Many of us have used first-generation androgen receptor signaling inhibitors/antiandrogens for many years. However, in the setting of metastatic CRPC (mCRPC), these agents as monotherapies have not demonstrated a survival benefit compared with all of the newer therapies approved by the FDA since 2010. Despite this fact, the number of patients who get started on antiandrogens as first-line therapy remains high. Much of this revolves around the misguided notion that drops in PSA, usually very short-lived with these agents in the patient with CRPC, will result in better outcomes. This is far from the truth. Two FDA-approved agents for mCRPC, sipuleucel-T (Provenge) and radium-223 (Xofigo), have significant survival benefit but do not always result in a diminution of PSA.2,3
Sadly, many providers have refused to utilize these therapies due to this lack of PSA response. Again, there is a refusal to give up previously held beliefs.
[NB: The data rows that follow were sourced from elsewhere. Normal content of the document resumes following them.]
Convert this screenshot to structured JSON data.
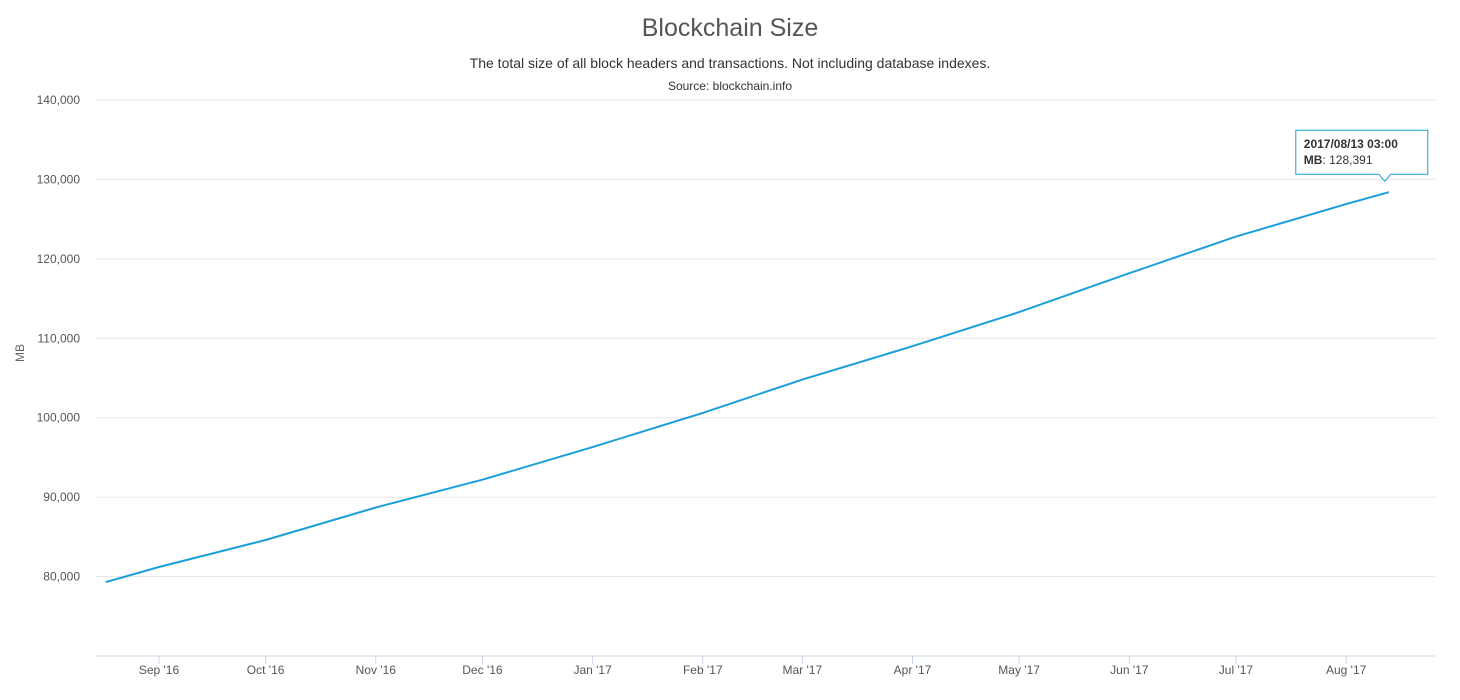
{
  "chart_data": {
    "type": "line",
    "title": "Blockchain Size",
    "subtitle": "The total size of all block headers and transactions. Not including database indexes.",
    "source": "Source: blockchain.info",
    "ylabel": "MB",
    "xlabel": "",
    "ylim": [
      70000,
      140000
    ],
    "y_ticks": [
      80000,
      90000,
      100000,
      110000,
      120000,
      130000,
      140000
    ],
    "y_tick_labels": [
      "80,000",
      "90,000",
      "100,000",
      "110,000",
      "120,000",
      "130,000",
      "140,000"
    ],
    "x_range": [
      "2016-08-14",
      "2017-08-26"
    ],
    "x_ticks": [
      "2016-09-01",
      "2016-10-01",
      "2016-11-01",
      "2016-12-01",
      "2017-01-01",
      "2017-02-01",
      "2017-03-01",
      "2017-04-01",
      "2017-05-01",
      "2017-06-01",
      "2017-07-01",
      "2017-08-01"
    ],
    "x_tick_labels": [
      "Sep '16",
      "Oct '16",
      "Nov '16",
      "Dec '16",
      "Jan '17",
      "Feb '17",
      "Mar '17",
      "Apr '17",
      "May '17",
      "Jun '17",
      "Jul '17",
      "Aug '17"
    ],
    "grid": true,
    "line_color": "#1a9fdb",
    "series": [
      {
        "name": "MB",
        "x": [
          "2016-08-17",
          "2016-09-01",
          "2016-10-01",
          "2016-11-01",
          "2016-12-01",
          "2017-01-01",
          "2017-02-01",
          "2017-03-01",
          "2017-04-01",
          "2017-05-01",
          "2017-06-01",
          "2017-07-01",
          "2017-08-01",
          "2017-08-13"
        ],
        "values": [
          79300,
          81200,
          84600,
          88700,
          92200,
          96300,
          100600,
          104800,
          109000,
          113300,
          118200,
          122800,
          126900,
          128391
        ]
      }
    ],
    "tooltip": {
      "date": "2017/08/13 03:00",
      "label": "MB",
      "value": "128,391"
    }
  }
}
Recently, 2 trials have been presented that utilize an intermediate endpoint, metastasis-free survival, to evaluate the efficacy of these newer agents in patients with nonmetastatic CRPC.4,5
Knowing that PSA was not a good surrogate marker to predict overall survival (OS) in CRPC and that OS has been the gold standard for mCRPC trials, this represents a significant step forward by the FDA in trial design, given the number of potential targeted therapies that are currently being investigated. Hopefully, this breakthrough will allow more oncolytics to enter the market faster as we gain an understanding of resistance mechanisms.
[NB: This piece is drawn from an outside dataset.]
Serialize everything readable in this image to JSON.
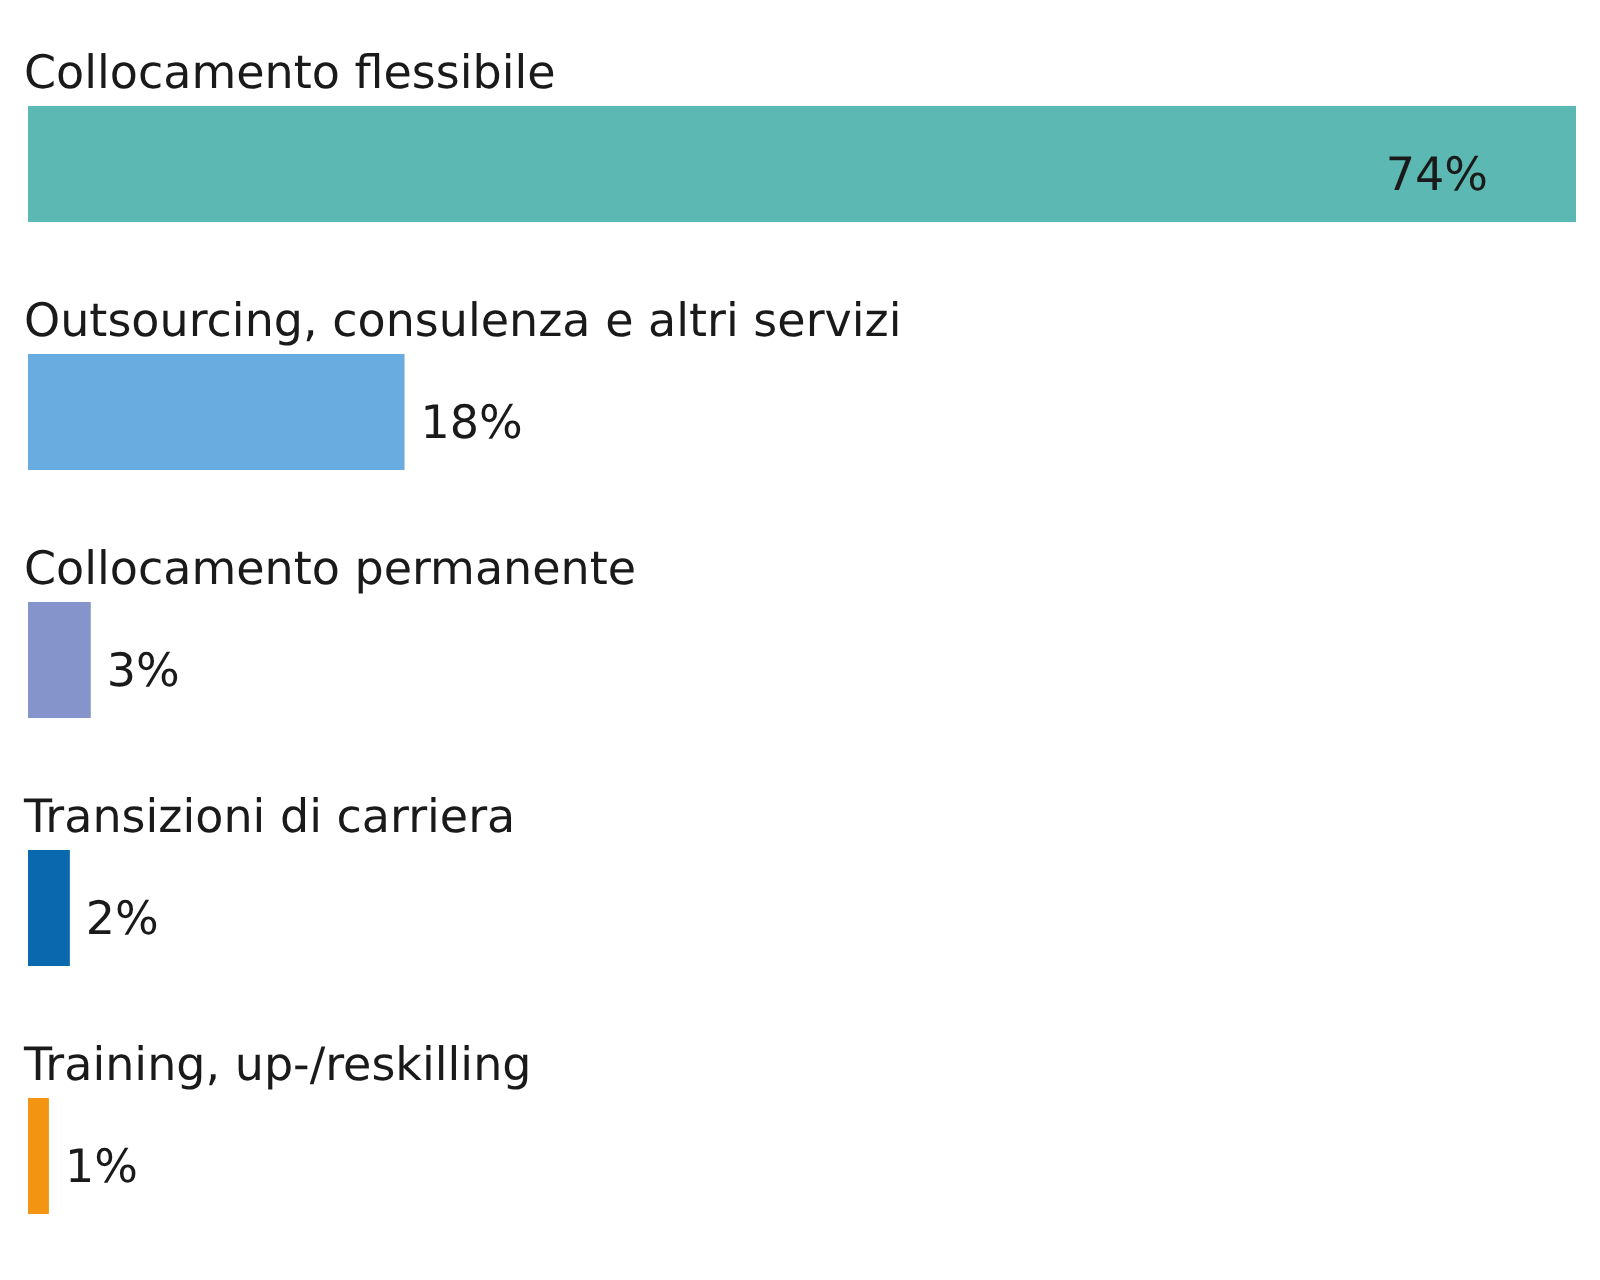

These scenarios highlight the need for clinicians to rethink and challenge their traditional ways of practice and educational needs. In particular, it is imperative that we gain a better understanding of the molecular drivers that result in progression of disease. We will continue to have a cascade of discovery and new information from the many scientists working in this field. To better serve our patients and avoid clinging to tradition, we, as clinical scientists, need to continue to evolve our thinking and approach to patient care.
- Yu EY, Miller K, Nelson J, et al. Detection of previously unidentified metastatic disease as a leading cause of screening failure in a phase III trial of zibotentan versus placebo in patients with nonmetastatic, castration resistant prostate cancer. J Urol. 2012;188(1):103-109. doi: 10.1016/j.juro.2012.03.008.
- Kantoff PW, Higano CS, Shore ND, et al; IMPACT Study Investigators. Sipuleucel-T immunotherapy for castration-resistant prostate cancer. N Engl J Med. 2010;363(5):411- 422. doi: 10.1056/NEJMoa1001294.
- Sartor O, Coleman R, Nilsson S, et al. Effect of radium-223 dichloride on symptomatic skeletal events in patients with castration-resistant prostate cancer and bone metastases: results from a phase 3, double-blind, randomised trial. Lancet Oncol. 2014;15(7):736-746. doi: 10.1016/S1470-2045(14)70183-4.
- Hussain M, Fizazi K, Saad F, et al. PROSPER: a phase 3, randomized, double-blind, placebo (PBO)-controlled study of enzalutamide (ENZA) in men with nonmetastatic castration-resistant prostate cancer (M0 CRPC). J Clin Oncol. 2018;36(suppl 6S; abstr 3). ascopubs.org/doi/abs/10.1200/JCO.2018.36.6_suppl.3.
- Smith MR, Saad F, Chowdhury S, Oudard S, et al; SPARTAN Investigators. Apalutamide treatment and metastasis-free survival in prostate cancer. N Engl J Med. 2018;378(15):1408-1418. doi: 10.1056/NEJMoa1715546.